IHK Industrie und Handelskammer Bonn/Rhein-Sieg


„Vor Gründern habe ich großen Respekt“

Interview mit dem Investor Frank Thelen

Investor Frank ThelenDurch die Fernsehshow „Die Höhle der Löwen“ wurde Frank Thelen einem breiten Publikum bekannt. Das war 2014. Damals hatte der Bonner Investor in der Start-up- Szene längst einen Namen. Mit 18 gründete er sein erstes Unternehmen „Softer Solutions“. 2012 überreichte Bundeskanzlerin Angela Merkel ihm den „Innovate4Society- Award“, der von Microsoft ausgelobt wird. Heute ist Thelen CEO der Risikokapital-Firma e42 mit Sitz im Bonner Bogen. Der 41-jährige investiert in Start-ups – meist aus der Software- und Designbranche. Er verhalf Firmen wie kaufDA und mytaxi zum Markteintritt.

Sie beklagen, dass Deutschland und Europa bei der Digitalisierung hinter den USA herhinken. Was machen die Europäer falsch?

In Europa haben wir viele große technologische Trends verschlafen: Search, Social, Mobile, Cloud, Media Streaming. Nur bei der Musik hat Europa mit Spotify einen Trend gesetzt. Wenn wir in Europa nicht bald einen Weltmarktführer aufbauen, wird Deutschland zum Entwicklungsland. Firmen wie E.ON und BMW wird es in zehn Jahren nicht mehr geben.

Was muss Europa tun, um den Anschluss nicht zu verlieren?

Ein erster, wichtiger Schritt ist es, dass wir einen Ort schaffen, an dem sich alle Start-ups und Venture Capitals versammeln, um intensiv daran arbeiten zu können. Aus dem Grund brauchen wir dringend einen großen Hub wie das Silicon Valley.

Welche Rolle kann der Digitale Hub in Bonn dabei spielen?

Da schlagen zwei Herzen in meiner Brust.
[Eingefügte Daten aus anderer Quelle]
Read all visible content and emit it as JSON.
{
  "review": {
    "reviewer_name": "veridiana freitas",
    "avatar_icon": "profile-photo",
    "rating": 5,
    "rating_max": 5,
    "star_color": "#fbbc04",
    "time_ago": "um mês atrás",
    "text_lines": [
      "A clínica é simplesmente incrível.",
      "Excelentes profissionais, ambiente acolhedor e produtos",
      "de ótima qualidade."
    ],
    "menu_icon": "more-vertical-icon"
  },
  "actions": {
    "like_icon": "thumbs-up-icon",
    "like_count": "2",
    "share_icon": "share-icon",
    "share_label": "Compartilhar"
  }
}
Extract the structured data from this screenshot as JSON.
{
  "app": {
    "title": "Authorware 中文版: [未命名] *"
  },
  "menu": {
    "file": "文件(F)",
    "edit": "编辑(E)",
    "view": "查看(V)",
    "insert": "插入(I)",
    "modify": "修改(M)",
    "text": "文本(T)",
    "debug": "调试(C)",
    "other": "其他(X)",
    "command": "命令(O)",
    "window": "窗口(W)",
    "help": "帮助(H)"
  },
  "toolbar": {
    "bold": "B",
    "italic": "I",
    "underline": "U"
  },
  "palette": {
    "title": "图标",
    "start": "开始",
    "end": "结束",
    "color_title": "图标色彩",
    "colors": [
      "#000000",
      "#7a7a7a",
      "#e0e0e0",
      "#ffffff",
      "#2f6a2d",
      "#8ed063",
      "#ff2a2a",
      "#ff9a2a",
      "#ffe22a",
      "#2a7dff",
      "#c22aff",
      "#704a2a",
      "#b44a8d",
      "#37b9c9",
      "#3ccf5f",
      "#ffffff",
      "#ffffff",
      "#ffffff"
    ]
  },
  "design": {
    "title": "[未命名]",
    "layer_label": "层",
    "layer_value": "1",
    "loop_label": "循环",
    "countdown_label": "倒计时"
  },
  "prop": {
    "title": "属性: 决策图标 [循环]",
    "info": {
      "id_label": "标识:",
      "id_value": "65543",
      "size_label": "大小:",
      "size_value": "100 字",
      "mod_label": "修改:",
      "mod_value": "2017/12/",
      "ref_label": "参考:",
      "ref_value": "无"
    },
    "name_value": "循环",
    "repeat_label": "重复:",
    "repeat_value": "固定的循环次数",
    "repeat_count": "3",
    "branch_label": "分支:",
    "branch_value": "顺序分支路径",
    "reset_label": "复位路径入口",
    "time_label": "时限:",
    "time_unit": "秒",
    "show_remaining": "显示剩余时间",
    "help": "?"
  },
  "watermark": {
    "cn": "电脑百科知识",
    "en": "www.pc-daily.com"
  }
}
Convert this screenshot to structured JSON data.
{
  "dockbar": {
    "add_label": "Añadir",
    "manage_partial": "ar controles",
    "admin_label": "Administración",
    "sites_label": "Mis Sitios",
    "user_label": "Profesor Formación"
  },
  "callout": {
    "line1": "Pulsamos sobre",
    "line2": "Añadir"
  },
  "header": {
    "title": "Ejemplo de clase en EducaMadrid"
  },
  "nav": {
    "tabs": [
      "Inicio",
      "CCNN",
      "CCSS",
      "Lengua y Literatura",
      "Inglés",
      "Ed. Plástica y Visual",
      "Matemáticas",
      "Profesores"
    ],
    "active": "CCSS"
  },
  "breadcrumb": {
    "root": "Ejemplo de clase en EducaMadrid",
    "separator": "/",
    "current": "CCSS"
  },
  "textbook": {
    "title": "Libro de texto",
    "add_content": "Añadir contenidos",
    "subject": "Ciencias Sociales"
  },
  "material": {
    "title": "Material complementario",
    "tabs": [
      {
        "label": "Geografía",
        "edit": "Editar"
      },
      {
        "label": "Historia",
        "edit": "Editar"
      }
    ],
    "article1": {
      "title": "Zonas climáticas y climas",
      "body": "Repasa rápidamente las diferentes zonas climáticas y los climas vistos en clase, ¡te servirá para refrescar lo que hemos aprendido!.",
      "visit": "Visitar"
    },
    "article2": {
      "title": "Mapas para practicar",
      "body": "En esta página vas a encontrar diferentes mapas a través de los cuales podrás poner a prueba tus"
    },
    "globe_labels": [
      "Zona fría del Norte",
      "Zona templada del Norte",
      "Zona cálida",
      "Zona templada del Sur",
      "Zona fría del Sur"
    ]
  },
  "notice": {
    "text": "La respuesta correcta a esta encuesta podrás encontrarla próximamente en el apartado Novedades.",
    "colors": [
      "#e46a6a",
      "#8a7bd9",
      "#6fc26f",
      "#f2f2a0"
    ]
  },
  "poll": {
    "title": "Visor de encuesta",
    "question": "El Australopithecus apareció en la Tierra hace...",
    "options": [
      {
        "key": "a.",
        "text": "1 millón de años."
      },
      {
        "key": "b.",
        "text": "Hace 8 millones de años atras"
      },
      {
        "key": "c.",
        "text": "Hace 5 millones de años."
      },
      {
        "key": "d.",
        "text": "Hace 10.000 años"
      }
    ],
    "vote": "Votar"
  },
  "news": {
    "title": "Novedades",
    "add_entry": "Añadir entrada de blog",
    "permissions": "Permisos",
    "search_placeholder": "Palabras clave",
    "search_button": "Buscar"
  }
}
Ich lebe in Bonn und bin überzeugter Rheinländer. Hier lässt sich ein erfolgreiches Start-up aufbauen. Das funktioniert, deshalb habe ich in den Bonner Hub investiert. Wir gewinnen an Fahrt. Doch Berlin ist der Hub von Europa. Nicht London, sondern Berlin.

Was können Start-ups in den USA, was sie in Deutschland nicht können?

In den USA erleben wir eine ganz andere Geschwindigkeit. Bei der Suche nach Investoren wird sehr hart gepitcht. Die Amerikaner verstehen es, ein Unternehmen positiv zu verkaufen, sie beherrschen das Storytelling. Davon können deutsche Unternehmen lernen.

Längst nicht jeder Existenzgründer startet mit einer digitalen Idee, das Gros agiert klassisch in Handel, Dienstleistung und Handwerk. So mancher startet sogar ohne eigene Homepage. Brauchen Gründer digitales Wissen?

In jedem Fall. Digitale Bildung ist sehr wichtig, denn unser gesamtes Leben digitalisiert sich: Autos, Medizin, Gebäudetechnik – die Veränderungen sind enorm. So wie Geschichte und Politik Pflichtfächer in der Schule sind, muss auch die digitale Bildung in die Schulen integriert werden. Programmierung sollte als eine dritte Fremdsprache sehr bald Pflicht sein.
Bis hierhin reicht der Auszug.